By contrast, the relevance of Galileo’s actual experiments (which involved rolling balls down inclined planes, and timing them), to the phenomenon of free fall is not at all obvious, and working out the more general implications of these experiments requires quite a complex theoretical derivation, which took Galileo much of his lifetime to work out in a rigorous fashion. Furthermore, Galileo’s key insight was the meta-theoretical point that weight is irrelevant to speed of fall* in a vacuum*, and that actual motions in a medium, such as air, were best considered as deviations from the idealized situation of motion in a vacuum. The fundamental claims about motion in a vacuum were, of course, completely untestable in his time. (Speed of fall in a medium, such as air, does depend on weight, as Aristotle had rightly claimed.) Galileo proved his point not by an actual experiment, but by a thought experiment involving two falling objects of different weights loosely tied together.

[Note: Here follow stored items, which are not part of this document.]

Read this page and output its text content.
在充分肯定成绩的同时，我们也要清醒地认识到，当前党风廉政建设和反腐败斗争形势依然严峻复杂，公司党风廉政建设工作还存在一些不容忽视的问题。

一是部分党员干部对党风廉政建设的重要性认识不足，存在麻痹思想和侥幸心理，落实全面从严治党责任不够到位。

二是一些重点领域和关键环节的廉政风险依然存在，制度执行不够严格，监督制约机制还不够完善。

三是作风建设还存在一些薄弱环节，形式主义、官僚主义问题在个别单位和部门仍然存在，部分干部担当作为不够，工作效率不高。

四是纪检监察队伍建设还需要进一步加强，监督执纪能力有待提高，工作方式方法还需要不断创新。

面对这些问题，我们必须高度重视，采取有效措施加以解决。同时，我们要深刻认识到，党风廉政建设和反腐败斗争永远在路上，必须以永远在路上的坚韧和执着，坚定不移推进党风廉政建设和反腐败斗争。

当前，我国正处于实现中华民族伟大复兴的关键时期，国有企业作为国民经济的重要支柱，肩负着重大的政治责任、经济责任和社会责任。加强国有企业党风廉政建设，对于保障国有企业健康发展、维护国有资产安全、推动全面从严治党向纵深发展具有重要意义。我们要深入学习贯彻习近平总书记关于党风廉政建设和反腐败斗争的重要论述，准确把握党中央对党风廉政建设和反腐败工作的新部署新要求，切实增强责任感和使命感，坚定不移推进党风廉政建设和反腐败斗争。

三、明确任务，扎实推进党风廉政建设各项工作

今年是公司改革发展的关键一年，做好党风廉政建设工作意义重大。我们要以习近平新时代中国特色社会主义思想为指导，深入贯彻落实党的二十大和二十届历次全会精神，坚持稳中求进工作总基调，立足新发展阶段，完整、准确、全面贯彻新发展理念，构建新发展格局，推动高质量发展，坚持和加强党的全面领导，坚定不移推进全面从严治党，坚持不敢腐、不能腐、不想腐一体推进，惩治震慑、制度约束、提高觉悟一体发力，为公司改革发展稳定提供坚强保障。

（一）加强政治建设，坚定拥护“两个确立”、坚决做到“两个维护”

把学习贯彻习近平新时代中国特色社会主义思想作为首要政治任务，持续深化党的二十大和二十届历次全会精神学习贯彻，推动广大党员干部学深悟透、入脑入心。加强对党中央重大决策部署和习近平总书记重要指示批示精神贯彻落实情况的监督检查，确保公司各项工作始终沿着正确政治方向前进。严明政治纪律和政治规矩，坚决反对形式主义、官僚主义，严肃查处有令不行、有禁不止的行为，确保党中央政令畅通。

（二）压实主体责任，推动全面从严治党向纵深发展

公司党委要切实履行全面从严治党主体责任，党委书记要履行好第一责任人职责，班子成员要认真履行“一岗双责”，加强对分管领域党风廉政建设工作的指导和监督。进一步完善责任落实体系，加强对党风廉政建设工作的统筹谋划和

Now, Galileo was right, of course, and his thought experiment was, arguably, one of the most brilliant and seminal proofs in the whole history of science. It is ironic that he relatively rarely gets credited for this (or indeed, for his rigorous, ingenious and painstaking series of experiments with inclined planes), and frequently gets credited with the conceptually trivial and empirically worthless experiment of dropping weights off the tower of Pisa, which he never actually performed, and never claimed to have performed.

Furthermore, when we compare Galileo’s methods with those of Aristotle, it is Aristotle’s conclusions that are more based upon empirical observation, and Galileo’s that are much more dependant upon theoretical considerations. Galileo got things right (or much more nearly right) not because he did more or better experiments, but because he interpreted his observations in the context of a more sophisticated (and much less intuitive) theoretical framework (one that he could never have developed, incidentally, if he had not had the relatively sophisticated framework of Aristotelian physics, and medieval elaborations and critiques of it, to react against). If anything, Galileo was the “thinker” and Aristotle was the “experimenter” (or, at least, the empiricist, basing his conclusions more closely upon observation).

The persistent myth of Galileo the experimenter versus Aristotle the theoretician may be one of the main reasons that the actual “scientific method” (inasmuch as there is such a thing) is so widely misunderstood (even by many scientists).

Lord Darcy stories don’t count.

This is true. Both science and junk science start with an idea. Junk science proceeds directly to market. Real science takes time to do controlled experiments, even double blind ones to maintain objectivity.

I am afraid our school are teaching science as a body of facts, not a method. As a body of facts, it is subject to the same questioning as history. Thus we have copper bracelets for arthritis.

On dog forums, I see endless discussions about the ingredients in dog food, but nothing about what nutrients are available. With little troublesome data available, it is marketers’ heaven.